Pregnant & scared to tell best friend

Update: I told her and she was so supportive and she was very excited for this baby. It was a reaction I wasn’t expecting but I’m thankful. This is my last child and If this baby is a girl, I am going to name the baby after her. My husband loves the idea and is praying it is a girl so we can use the name 😭 I love her so much. She is such a blessing in our lives and I don’t know what I’d do without her.

So my best friend who I call my sister and I mean she and I call each other sister when referring to each other in conversation, we are close and I love her to pieces, we both were ready for our last kids. We decided it would be so special to try and have them same time/as close together as we could.

I know that’s not everyone’s cup of tea but we have such a beautiful “blended” family and it would be so special if we managed that. Well she has always had a much harder time conceiving so basically the plan was for her to be pregnant first and then I’d start trying. She became pregnant and was just about 12 weeks when I started trying, well she lost the baby. I stopped trying because I didn’t want to do it without her at that time. I wasn’t going to keep trying right then like it never happened (1000% my choice she never mentioned my trying or anything) and I also didn’t want to be pregnant after her loss because I wouldn’t want to add onto her grief. I just wanted to love and support her. Now obviously if I was then she wouldn’t have been upset at ME because my husband and I did the deed during my ovulation and it was time for us to wait our two week wait to see if it worked and THEN she miscarried so there was nothing I could do at that point. Well I didn’t end up pregnant and I said okay good I’m not going to worry about that right now because I wanna be there for her. Now I personally don’t want to have anymore by a certain age and that would mean if I didn’t get pregnant by the end of next year then I was going to be done. Again- personal choice as far as the age thing.

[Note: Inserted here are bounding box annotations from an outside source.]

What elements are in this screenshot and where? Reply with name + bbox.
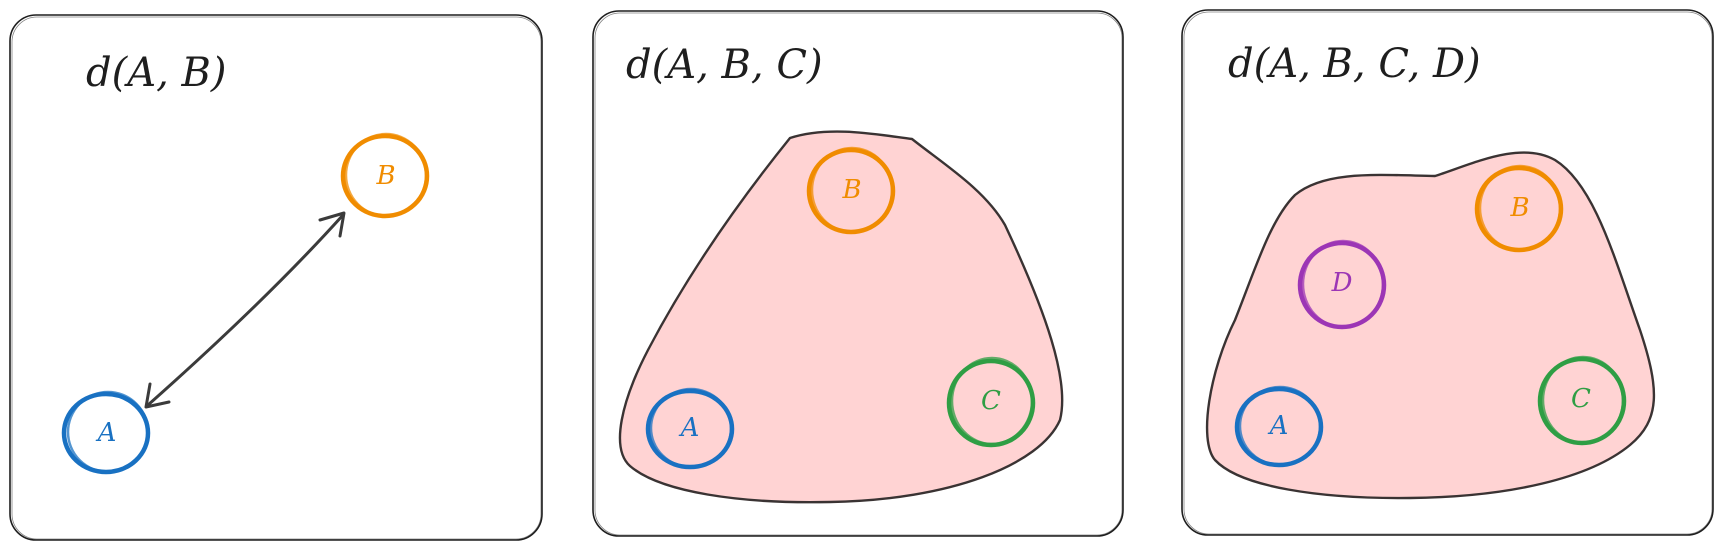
panel-3-frame-echo: [1183, 11, 1713, 535]
node-a-label: A: [96, 418, 117, 448]
panel-1-title: d(A, B): [86, 50, 227, 96]
panel-2-title: d(A, B, C): [626, 42, 823, 88]
node-b: B: [1474, 164, 1564, 253]
node-a-label: A: [1268, 411, 1289, 441]
node-c: C: [1537, 355, 1627, 446]
node-a-ring-echo: [649, 387, 733, 469]
node-c-ring-echo: [950, 356, 1034, 446]
node-d-label: D: [1331, 268, 1353, 298]
node-b: B: [806, 146, 896, 235]
node-a-ring-echo: [1238, 385, 1322, 467]
node-c-label: C: [1571, 384, 1591, 414]
node-a: A: [1234, 385, 1324, 468]
node-a: A: [61, 390, 151, 475]
node-b-ring-echo: [1478, 164, 1562, 252]
node-c-label: C: [981, 386, 1001, 416]
node-b-label: B: [375, 161, 395, 191]
distance-arrow: [144, 211, 346, 409]
node-b-label: B: [841, 175, 861, 205]
arrow-head-b: [318, 211, 346, 238]
node-c: C: [946, 356, 1036, 448]
node-b: B: [340, 132, 430, 219]
panel-1-frame-echo: [11, 16, 542, 540]
panel-1: d(A, B) A B: [9, 14, 543, 541]
panel-3-title: d(A, B, C, D): [1228, 41, 1481, 87]
node-a-label: A: [679, 413, 700, 443]
node-b-label: B: [1509, 193, 1529, 223]
node-a-ring-echo: [66, 390, 150, 474]
panel-2: d(A, B, C) B A C: [592, 10, 1124, 537]
panel-3: d(A, B, C, D) B D A C: [1181, 9, 1714, 536]
node-c-ring-echo: [1541, 355, 1625, 445]
node-d-ring-echo: [1301, 239, 1385, 329]
panel-1-frame: [9, 14, 543, 541]
arrow-shaft: [146, 213, 345, 407]
node-b-ring-echo: [344, 132, 428, 218]
arrow-head-a: [144, 382, 171, 409]
node-b-ring-echo: [810, 146, 894, 234]
panel-2-frame-echo: [594, 12, 1123, 536]
node-d: D: [1297, 239, 1387, 330]
node-a: A: [645, 387, 735, 470]
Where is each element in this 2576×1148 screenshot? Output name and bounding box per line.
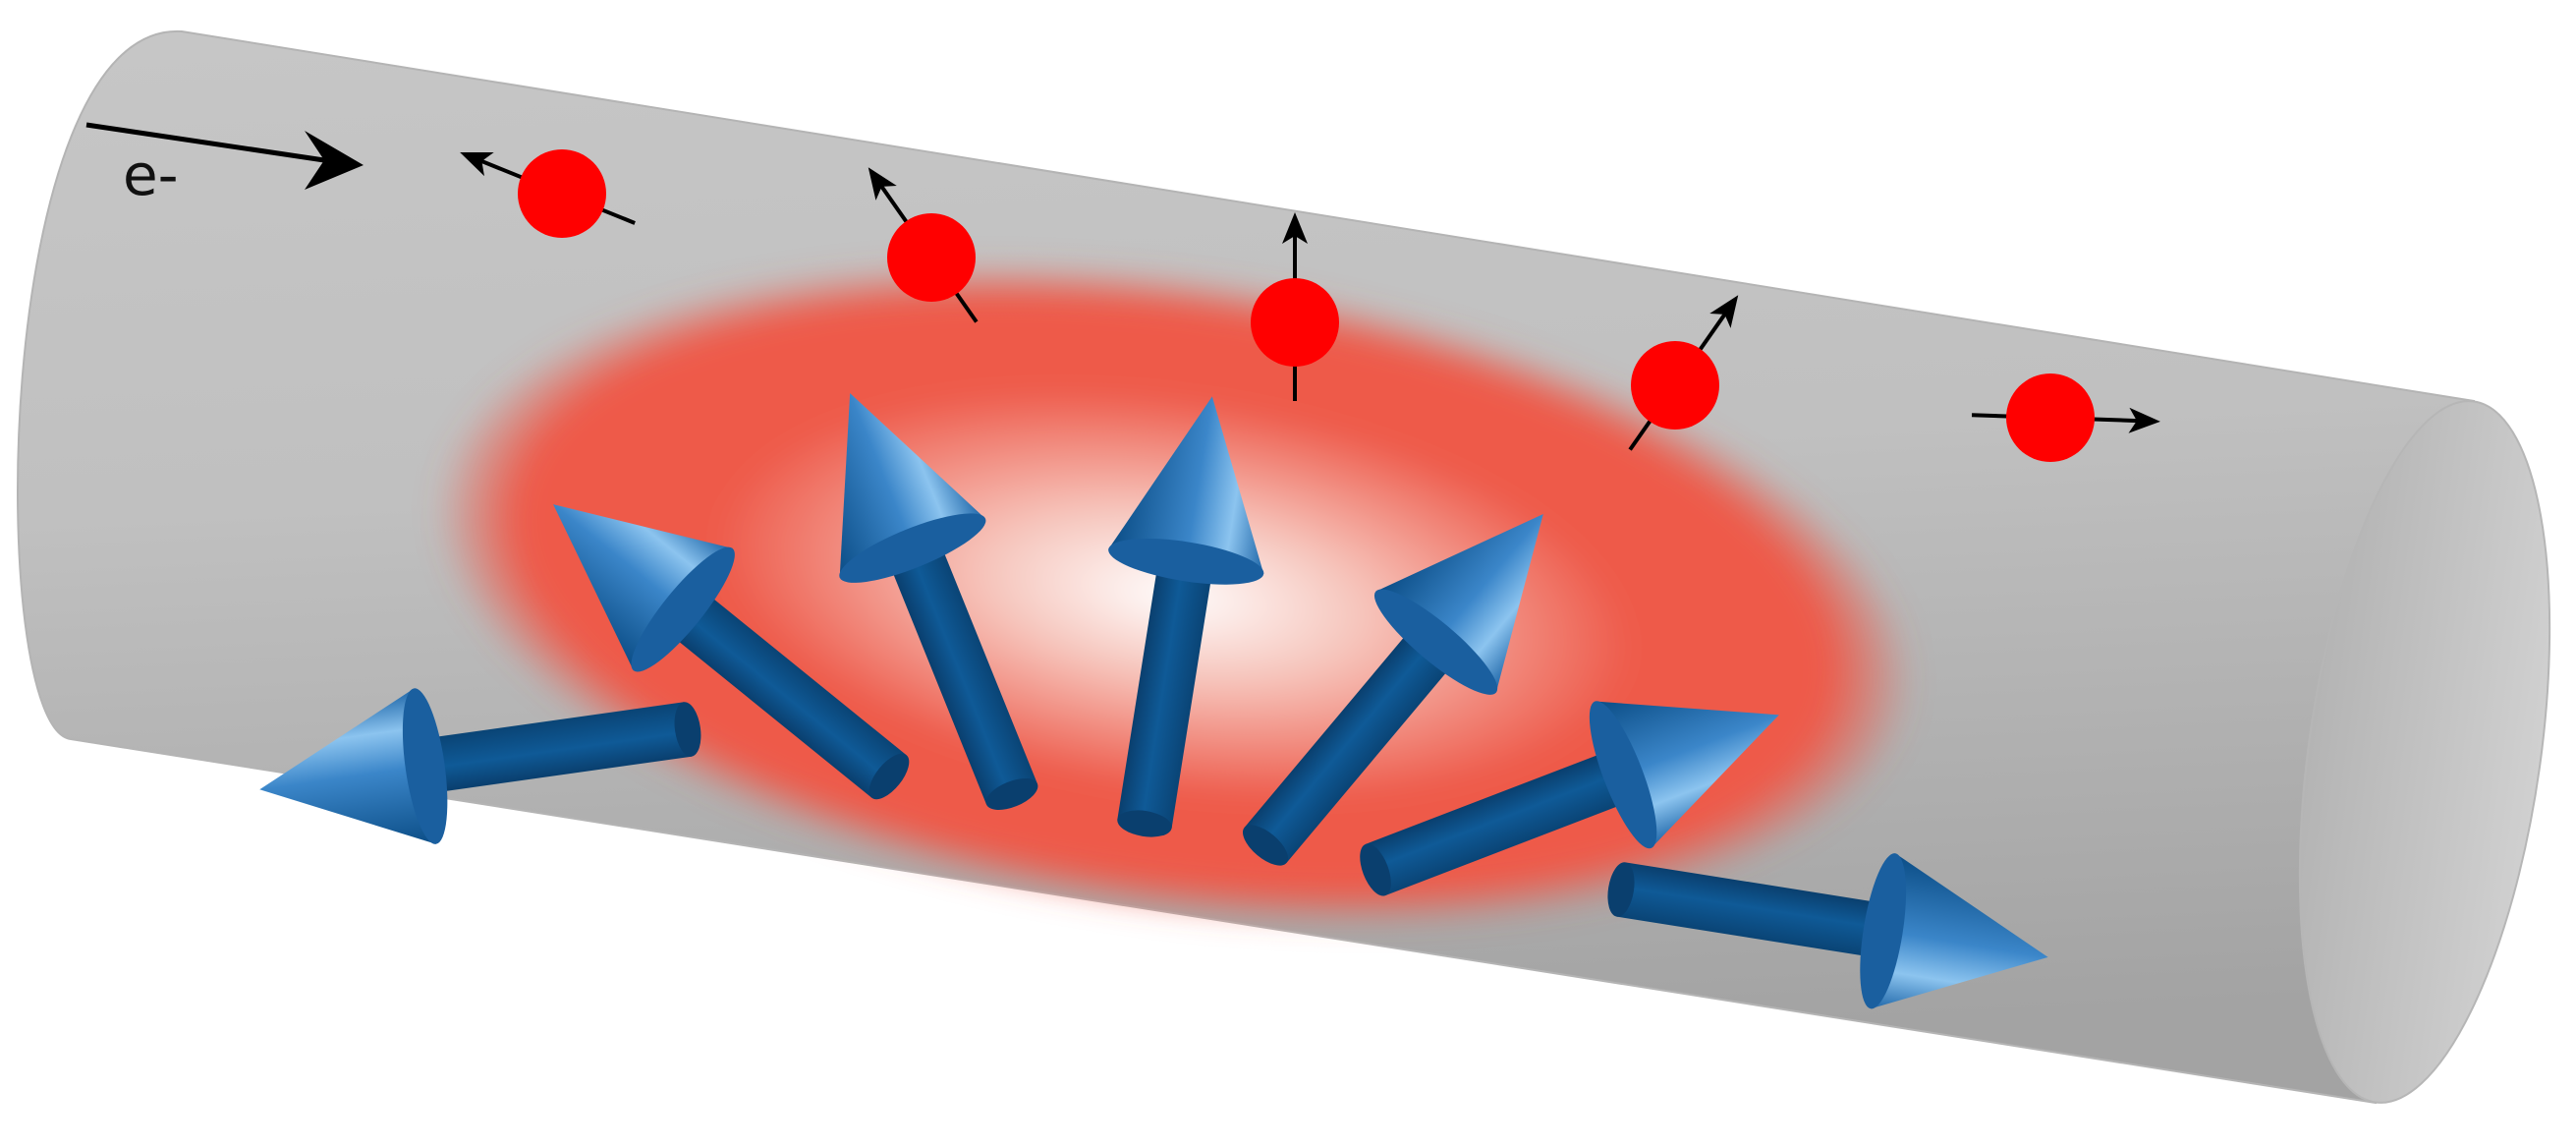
electron [453,138,643,238]
electrons [453,138,2161,462]
electron [1251,210,1339,403]
electron [1617,285,1751,459]
electron [856,157,989,331]
electron-label: e- [123,142,179,208]
wire-end-cap [2298,400,2551,1104]
electron-flow-arrow: e- [85,122,364,208]
electron [1972,373,2161,462]
arrow-right-icon [305,131,364,190]
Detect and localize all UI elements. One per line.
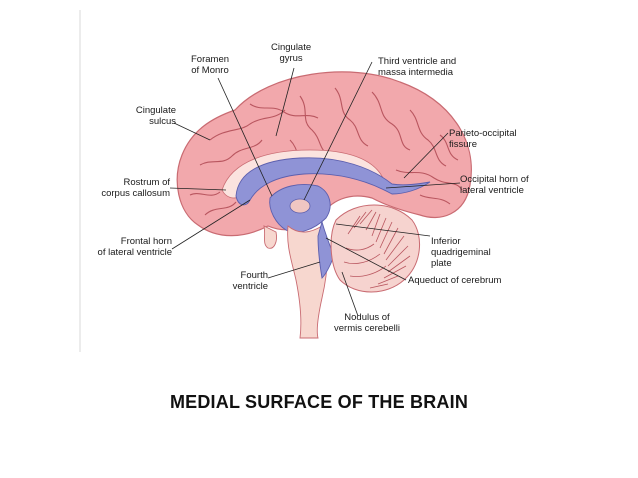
label-line: Occipital horn of [460, 174, 529, 185]
label-line: ventricle [232, 281, 268, 292]
label-aqueduct-of-cerebrum: Aqueduct of cerebrum [408, 275, 501, 286]
label-foramen-of-monro: Foramen of Monro [191, 54, 229, 76]
label-line: Rostrum of [123, 177, 170, 188]
label-cingulate-gyrus: Cingulate gyrus [271, 42, 311, 64]
label-line: plate [431, 258, 452, 269]
label-parieto-occipital-fissure: Parieto-occipital fissure [449, 128, 517, 150]
label-line: vermis cerebelli [334, 323, 400, 334]
leader-lines [169, 61, 461, 317]
label-line: Aqueduct of cerebrum [408, 275, 502, 286]
label-line: Cingulate [271, 42, 312, 53]
label-line: sulcus [149, 116, 176, 127]
massa-intermedia [289, 198, 311, 214]
pituitary [263, 225, 277, 249]
label-occipital-horn: Occipital horn of lateral ventricle [460, 174, 529, 196]
label-line: Frontal horn [120, 236, 172, 247]
label-line: fissure [449, 139, 477, 150]
label-line: corpus callosum [101, 188, 170, 199]
label-line: Inferior [431, 236, 461, 247]
label-rostrum-corpus-callosum: Rostrum of corpus callosum [84, 177, 170, 199]
label-line: lateral ventricle [460, 185, 524, 196]
label-line: massa intermedia [378, 67, 453, 78]
label-line: quadrigeminal [431, 247, 491, 258]
label-line: of Monro [191, 65, 229, 76]
label-third-ventricle: Third ventricle and massa intermedia [378, 56, 456, 78]
label-line: gyrus [279, 53, 303, 64]
label-frontal-horn: Frontal horn of lateral ventricle [82, 236, 172, 258]
label-fourth-ventricle: Fourth ventricle [226, 270, 268, 292]
label-nodulus-vermis: Nodulus of vermis cerebelli [334, 312, 400, 334]
lateral-ventricle [235, 157, 431, 206]
label-line: Foramen [191, 54, 230, 65]
aqueduct-fourth-ventricle [317, 220, 335, 279]
label-line: Fourth [240, 270, 268, 281]
label-line: Parieto-occipital [449, 128, 517, 139]
label-line: Cingulate [135, 105, 176, 116]
label-line: Nodulus of [344, 312, 390, 323]
label-inferior-quadrigeminal-plate: Inferior quadrigeminal plate [431, 236, 491, 269]
label-line: Third ventricle and [378, 56, 457, 67]
label-line: of lateral ventricle [97, 247, 172, 258]
sulci [189, 87, 463, 216]
label-cingulate-sulcus: Cingulate sulcus [118, 105, 176, 127]
figure-caption: MEDIAL SURFACE OF THE BRAIN [169, 392, 469, 412]
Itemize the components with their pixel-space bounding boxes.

Well… my husband and I had been using spermicide and he works away from home a couple days a week so honestly we haven’t been intimate as often as we’d like but we used that when we did manage to have intimate time. I wasn’t ovulating at the time so I wasn’t worried.

I figured hey I’m not ovulating currently and we will use spermicide like always so I’m not worried I’m gonna be pregnant.

Well I’m pregnant… We are happy. This baby is a blessing but my problem is this is December and she lost her baby only 3 months ago.

I’m just worried about telling her because she is my person. She’s who I wanna tell the MOST because she is such a blessing in my life and again I know she wouldn’t be angry at me but I know she will be saddened and maybe even angry at her circumstances because this loss hit her hard. I can’t hide the pregnancy forever. But I love her so much and want to be sensitive to her feelings. I mean I JUST found out yesterday so I wasn’t planning on telling her or anyone else yet anyway but.. yeah that’s been heavy on my mind.

I didn’t intend to ask for advice necessarily, I think this was mostly just venting but thank you for listening ❤️ and prayer requests for her, my sister, she truly is such a beautiful person and deserves all the amazing things this life has to offer.